Radical change

Evolving consumer preferences

Consumers today have more choice than ever, and their loyalties are increasingly gravitating toward brands that offer personalized, evolvable and frictionless experiences across every touchpoint.

Not only that, but thanks to modern digital technology and social media, the voice of the customer has grown exponentially louder than it has ever been, and this has fundamentally altered the power balance between brands and consumers.

As a result, companies today must embrace the notion that a world class digital customer experience is essential for survival. Because for consumers today, the high watermark of customer experience is not defined by those of your closest rivals — it's defined by every experience in your customer's “digital-everything” ecosystem.

What this means is that organizations must do significantly more than simply “lift and shift” their aging services to the cloud, and implement a few modest user interface enhancements. Instead, companies must continuously improve and modernize the entire customer experience from end-to-end, ensuring that every step in that experience is fast, personalized, and evolvable.

Business model innovation

For established organizations, consumer loyalty is at an all-time low and new business model innovation is a key contributor. Business model innovation is the fuel that helps well-funded and tech-savvy startups disrupt existing markets in new and exciting ways that are not only differentiated, but also significantly improve on cost and time-to-value.

Today, there are literally thousands of well-funded and creative new business models coming to market each year that offer either better value, or newer, more customized and differentiated experiences.

So far, it seems that no industry is immune. At the heart of business model innovation is a technique known as “decoupling”, which breaks apart what Harvard professor Thales A. Teixeira refers to as “the customer value chain”.

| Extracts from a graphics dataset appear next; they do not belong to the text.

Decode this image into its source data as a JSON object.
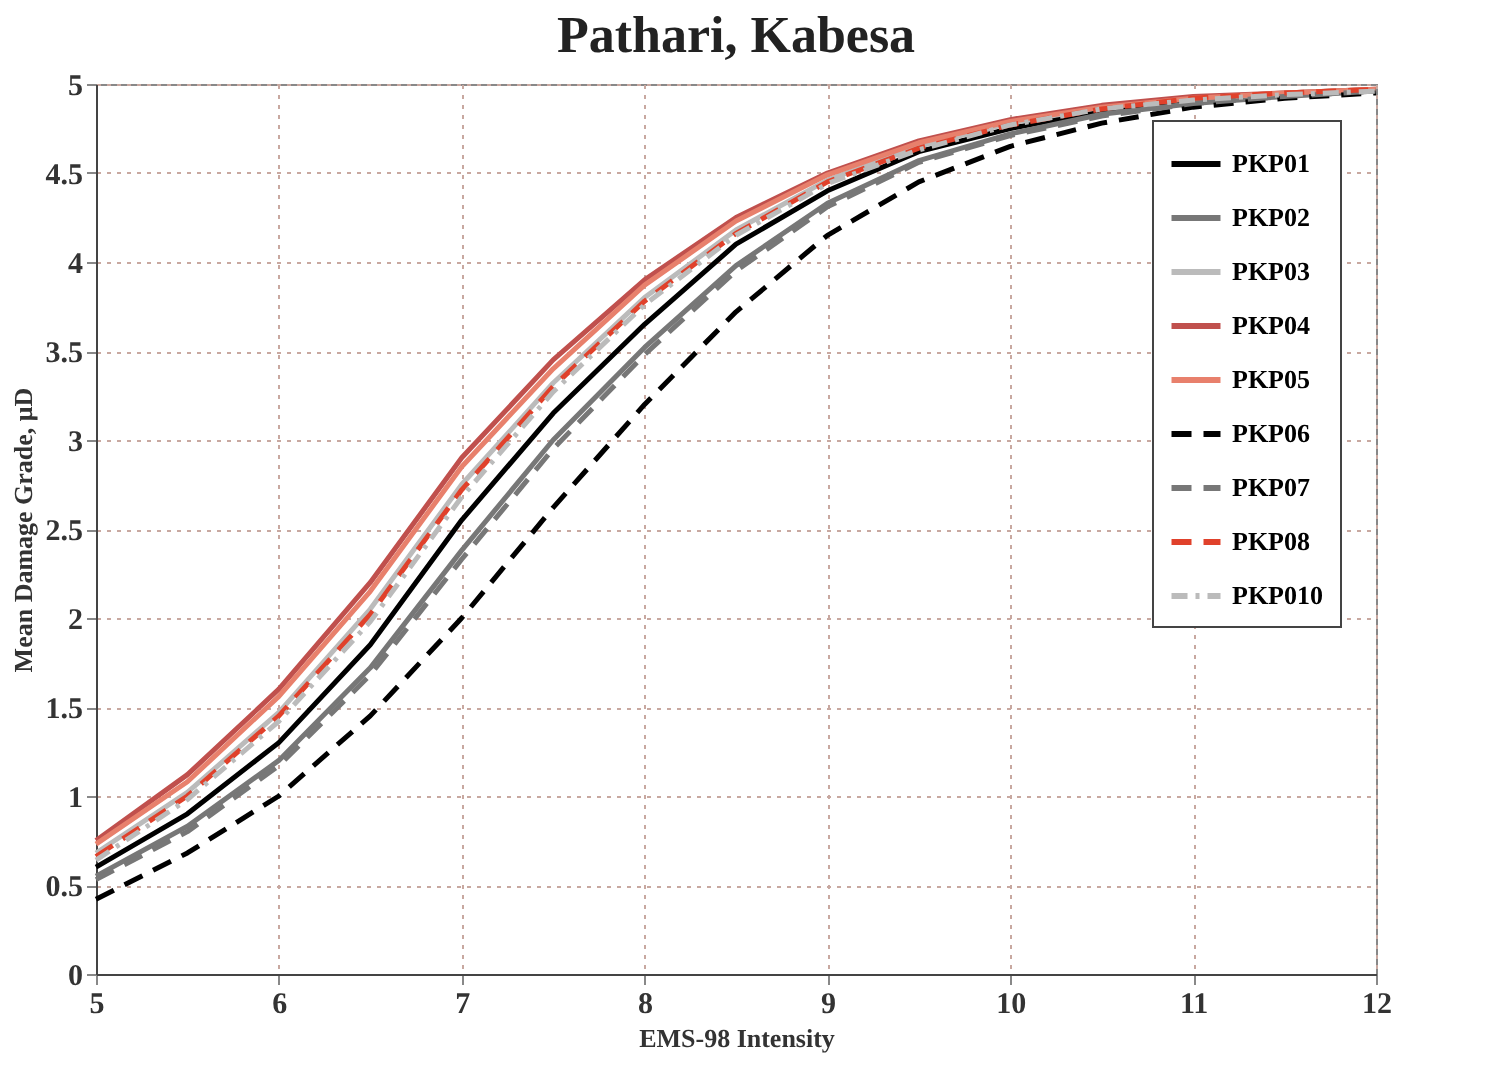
{
  "chart_data": {
    "type": "line",
    "title": "Pathari, Kabesa",
    "xlabel": "EMS-98 Intensity",
    "ylabel": "Mean Damage Grade, μD",
    "x": [
      5,
      5.5,
      6,
      6.5,
      7,
      7.5,
      8,
      8.5,
      9,
      9.5,
      10,
      10.5,
      11,
      11.5,
      12
    ],
    "xlim": [
      5,
      12
    ],
    "xticks": [
      5,
      6,
      7,
      8,
      9,
      10,
      11,
      12
    ],
    "ylim": [
      0,
      5
    ],
    "yticks": [
      0,
      0.5,
      1,
      1.5,
      2,
      2.5,
      3,
      3.5,
      4,
      4.5,
      5
    ],
    "grid": true,
    "legend": "top right",
    "marker": "none",
    "series": [
      {
        "name": "PKP01",
        "color": "#000000",
        "line_style": "solid",
        "values": [
          0.6,
          0.9,
          1.3,
          1.85,
          2.55,
          3.15,
          3.65,
          4.1,
          4.4,
          4.62,
          4.75,
          4.85,
          4.9,
          4.94,
          4.96
        ]
      },
      {
        "name": "PKP02",
        "color": "#777777",
        "line_style": "solid",
        "values": [
          0.55,
          0.83,
          1.2,
          1.72,
          2.38,
          3.0,
          3.52,
          3.98,
          4.33,
          4.57,
          4.72,
          4.83,
          4.89,
          4.93,
          4.96
        ]
      },
      {
        "name": "PKP03",
        "color": "#bbbbbb",
        "line_style": "solid",
        "values": [
          0.68,
          1.02,
          1.47,
          2.05,
          2.75,
          3.32,
          3.8,
          4.18,
          4.46,
          4.65,
          4.78,
          4.87,
          4.92,
          4.95,
          4.97
        ]
      },
      {
        "name": "PKP04",
        "color": "#c0504d",
        "line_style": "solid",
        "values": [
          0.75,
          1.12,
          1.6,
          2.2,
          2.9,
          3.45,
          3.9,
          4.25,
          4.5,
          4.68,
          4.8,
          4.88,
          4.93,
          4.95,
          4.97
        ]
      },
      {
        "name": "PKP05",
        "color": "#e8806c",
        "line_style": "solid",
        "values": [
          0.73,
          1.08,
          1.56,
          2.15,
          2.85,
          3.4,
          3.87,
          4.23,
          4.49,
          4.67,
          4.79,
          4.87,
          4.92,
          4.95,
          4.97
        ]
      },
      {
        "name": "PKP06",
        "color": "#000000",
        "line_style": "dashed",
        "values": [
          0.42,
          0.68,
          1.0,
          1.45,
          2.0,
          2.62,
          3.2,
          3.72,
          4.15,
          4.45,
          4.65,
          4.78,
          4.87,
          4.92,
          4.95
        ]
      },
      {
        "name": "PKP07",
        "color": "#777777",
        "line_style": "dashed",
        "values": [
          0.53,
          0.8,
          1.17,
          1.68,
          2.33,
          2.95,
          3.48,
          3.95,
          4.31,
          4.56,
          4.71,
          4.82,
          4.89,
          4.93,
          4.96
        ]
      },
      {
        "name": "PKP08",
        "color": "#e0412b",
        "line_style": "dashed",
        "values": [
          0.66,
          1.0,
          1.45,
          2.02,
          2.72,
          3.3,
          3.78,
          4.16,
          4.45,
          4.64,
          4.77,
          4.86,
          4.92,
          4.95,
          4.97
        ]
      },
      {
        "name": "PKP010",
        "color": "#bbbbbb",
        "line_style": "dotted",
        "values": [
          0.64,
          0.98,
          1.42,
          1.98,
          2.68,
          3.27,
          3.76,
          4.15,
          4.44,
          4.63,
          4.77,
          4.86,
          4.91,
          4.94,
          4.96
        ]
      }
    ]
  }
}
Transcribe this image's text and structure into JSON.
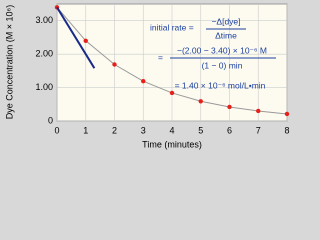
{
  "chart_data": {
    "type": "line",
    "x": [
      0,
      1,
      2,
      3,
      4,
      5,
      6,
      7,
      8
    ],
    "series": [
      {
        "color": "#e8201a",
        "values": [
          3.4,
          2.4,
          1.69,
          1.19,
          0.84,
          0.59,
          0.42,
          0.3,
          0.21
        ]
      }
    ],
    "tangent": {
      "color": "#1a2a8a",
      "x": [
        0,
        1.3
      ],
      "y": [
        3.4,
        1.58
      ]
    },
    "xlabel": "Time (minutes)",
    "ylabel": "Dye Concentration (M × 10⁶)",
    "xlim": [
      0,
      8
    ],
    "xticks": [
      0,
      1,
      2,
      3,
      4,
      5,
      6,
      7,
      8
    ],
    "ylim": [
      0,
      3.5
    ],
    "yticks": [
      0,
      {
        "value": 1,
        "label": "1.00"
      },
      {
        "value": 2,
        "label": "2.00"
      },
      {
        "value": 3,
        "label": "3.00"
      }
    ],
    "grid": true,
    "annotations": {
      "lhs": "initial rate =",
      "num1": "−Δ[dye]",
      "den1": "Δtime",
      "eq2": "=",
      "num2": "−(2.00 − 3.40) × 10⁻⁶ M",
      "den2": "(1 − 0) min",
      "result": "= 1.40 × 10⁻⁶ mol/L•min"
    }
  }
}
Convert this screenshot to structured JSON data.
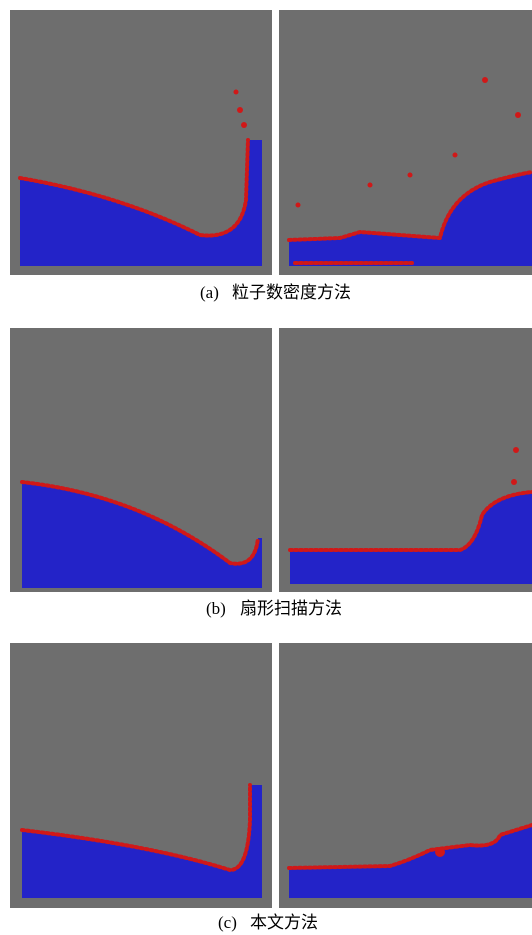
{
  "figure": {
    "subfigures": [
      {
        "label": "(a)",
        "caption": "粒子数密度方法"
      },
      {
        "label": "(b)",
        "caption": "扇形扫描方法"
      },
      {
        "label": "(c)",
        "caption": "本文方法"
      }
    ]
  }
}
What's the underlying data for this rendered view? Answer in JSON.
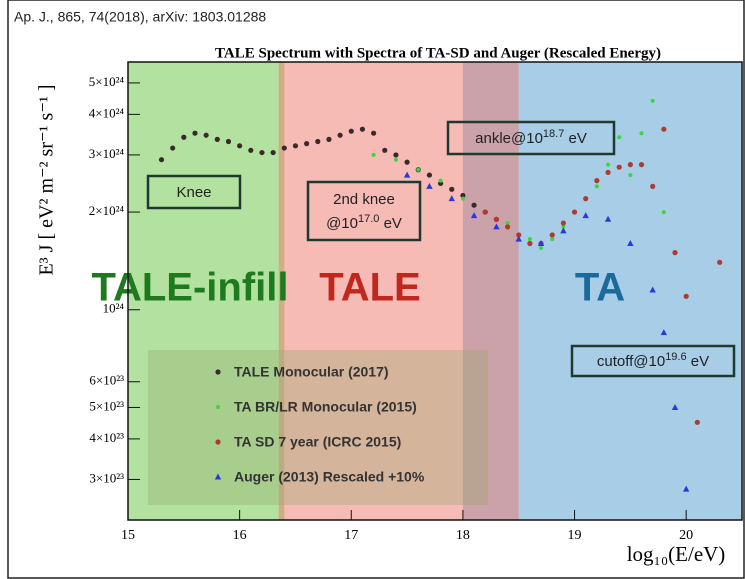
{
  "chart_data": {
    "type": "scatter",
    "source": "Ap. J., 865, 74(2018), arXiv: 1803.01288",
    "title": "TALE Spectrum with Spectra of TA-SD and Auger (Rescaled Energy)",
    "x_label": "log₁₀(E/eV)",
    "y_label": "E³ J [ eV² m⁻² sr⁻¹ s⁻¹ ]",
    "log_y": true,
    "xlim": [
      15,
      20.5
    ],
    "xticks": [
      15,
      16,
      17,
      18,
      19,
      20
    ],
    "ylim": [
      2.25e+23,
      5.8e+24
    ],
    "yticks": [
      {
        "value": 3e+23,
        "label": "3×10²³"
      },
      {
        "value": 4e+23,
        "label": "4×10²³"
      },
      {
        "value": 5e+23,
        "label": "5×10²³"
      },
      {
        "value": 6e+23,
        "label": "6×10²³"
      },
      {
        "value": 1e+24,
        "label": "10²⁴"
      },
      {
        "value": 2e+24,
        "label": "2×10²⁴"
      },
      {
        "value": 3e+24,
        "label": "3×10²⁴"
      },
      {
        "value": 4e+24,
        "label": "4×10²⁴"
      },
      {
        "value": 5e+24,
        "label": "5×10²⁴"
      }
    ],
    "regions": [
      {
        "name": "TALE-infill",
        "xlim": [
          15,
          16.4
        ],
        "color": "#b3e2a0",
        "text_color": "#1e7a1e"
      },
      {
        "name": "TA",
        "xlim": [
          18,
          20.5
        ],
        "color": "#a8cde6",
        "text_color": "#1a6a9a"
      },
      {
        "name": "TALE",
        "xlim": [
          16.35,
          18.5
        ],
        "color": "rgba(240,120,110,0.5)",
        "text_color": "#c0281e"
      }
    ],
    "annotations": [
      {
        "text": "Knee"
      },
      {
        "text": "2nd knee",
        "line2": "@10",
        "superscript": "17.0",
        "suffix": " eV"
      },
      {
        "text": "ankle@10",
        "superscript": "18.7",
        "suffix": " eV"
      },
      {
        "text": "cutoff@10",
        "superscript": "19.6",
        "suffix": " eV"
      }
    ],
    "series": [
      {
        "name": "TALE Monocular (2017)",
        "color": "#3a2a2a",
        "marker": "circle",
        "x": [
          15.3,
          15.4,
          15.5,
          15.6,
          15.7,
          15.8,
          15.9,
          16.0,
          16.1,
          16.2,
          16.3,
          16.4,
          16.5,
          16.6,
          16.7,
          16.8,
          16.9,
          17.0,
          17.1,
          17.2,
          17.3,
          17.4,
          17.5,
          17.6,
          17.7,
          17.8,
          17.9,
          18.0,
          18.1,
          18.2,
          18.3
        ],
        "values": [
          2.9e+24,
          3.15e+24,
          3.4e+24,
          3.5e+24,
          3.45e+24,
          3.35e+24,
          3.3e+24,
          3.2e+24,
          3.1e+24,
          3.05e+24,
          3.05e+24,
          3.15e+24,
          3.2e+24,
          3.25e+24,
          3.3e+24,
          3.35e+24,
          3.45e+24,
          3.55e+24,
          3.6e+24,
          3.5e+24,
          3.1e+24,
          3e+24,
          2.85e+24,
          2.7e+24,
          2.6e+24,
          2.45e+24,
          2.35e+24,
          2.25e+24,
          2.1e+24,
          2e+24,
          1.9e+24
        ]
      },
      {
        "name": "TA BR/LR Monocular (2015)",
        "color": "#3ad63a",
        "marker": "circle",
        "x": [
          17.2,
          17.4,
          17.6,
          17.8,
          18.0,
          18.2,
          18.4,
          18.6,
          18.7,
          18.8,
          18.9,
          19.0,
          19.1,
          19.2,
          19.3,
          19.4,
          19.5,
          19.6,
          19.7,
          19.8,
          19.9,
          20.0
        ],
        "values": [
          3e+24,
          2.9e+24,
          2.7e+24,
          2.5e+24,
          2.2e+24,
          2e+24,
          1.85e+24,
          1.65e+24,
          1.55e+24,
          1.65e+24,
          1.8e+24,
          2e+24,
          2.2e+24,
          2.4e+24,
          2.8e+24,
          3.4e+24,
          2.6e+24,
          3.5e+24,
          4.4e+24,
          2e+24,
          1.5e+24,
          1.1e+24
        ]
      },
      {
        "name": "TA SD 7 year (ICRC 2015)",
        "color": "#b03a2e",
        "marker": "circle",
        "x": [
          18.2,
          18.3,
          18.4,
          18.5,
          18.6,
          18.7,
          18.8,
          18.9,
          19.0,
          19.1,
          19.2,
          19.3,
          19.4,
          19.5,
          19.6,
          19.7,
          19.8,
          19.9,
          20.0,
          20.1,
          20.3
        ],
        "values": [
          2e+24,
          1.9e+24,
          1.8e+24,
          1.7e+24,
          1.6e+24,
          1.6e+24,
          1.7e+24,
          1.85e+24,
          2e+24,
          2.2e+24,
          2.5e+24,
          2.65e+24,
          2.75e+24,
          2.8e+24,
          2.8e+24,
          2.4e+24,
          3.6e+24,
          1.5e+24,
          1.1e+24,
          4.5e+23,
          1.4e+24
        ]
      },
      {
        "name": "Auger (2013) Rescaled +10%",
        "color": "#2a3ad8",
        "marker": "triangle",
        "x": [
          17.5,
          17.7,
          17.9,
          18.1,
          18.3,
          18.5,
          18.7,
          18.9,
          19.1,
          19.3,
          19.5,
          19.7,
          19.8,
          19.9,
          20.0
        ],
        "values": [
          2.6e+24,
          2.4e+24,
          2.2e+24,
          1.95e+24,
          1.8e+24,
          1.65e+24,
          1.6e+24,
          1.75e+24,
          1.95e+24,
          1.9e+24,
          1.6e+24,
          1.15e+24,
          8.5e+23,
          5e+23,
          2.8e+23
        ]
      }
    ]
  }
}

In his 2019 book, Unlocking the Customer Value Chain [3], Teixeira describes how upstarts disrupt established players by eliminating as many non-value added activities from the customer experience as possible. To better illustrate how decoupling works, we’ve included additional examples from Teixeira’s earlier work in Figure A below.

Figure A: Examples of decoupled activities and their disruptors

Perhaps the most classic example of how decoupling can work to great effect comes from Amazon and how they were able to successfully use decoupling to disrupt the analog book purchasing experience with a fully digital experience.

They did this by removing as many non-value adding activities from the customer experience as possible. In this case, the non-value adding activities included travelling to the store, searching through long stacks of books and waiting in line to pay. Through digital, Amazon was able to replace these actions with value-adding activities like home delivery, digital search and one-click purchasing. Then, through their Kindle eBook service, Amazon once again decoupled the analog book buying experience by reducing customer time-to-value to a few clicks.

Over the past two decades, there are more and more examples that show the power of decoupling as a disruptive force. In another example, Teixeira demonstrates how Netflix successfully offered customers an unrivalled entertainment experience in terms of variety, price and time-to-value, while leaving telecom providers to fulfill the costly and complex work of delivering internet connectivity service.

And while Amazon and Netflix are no longer upstarts, for incumbent organizations, the threat of new businesses with similar potential will continue to be a significant existential threat. And, as interconnectivity between devices and lower transaction costs merge with unprecedented AI and automation capabilities, this threat will only continue.

Incumbent organizations must learn to disrupt, defend and differentiate before they are displaced themselves.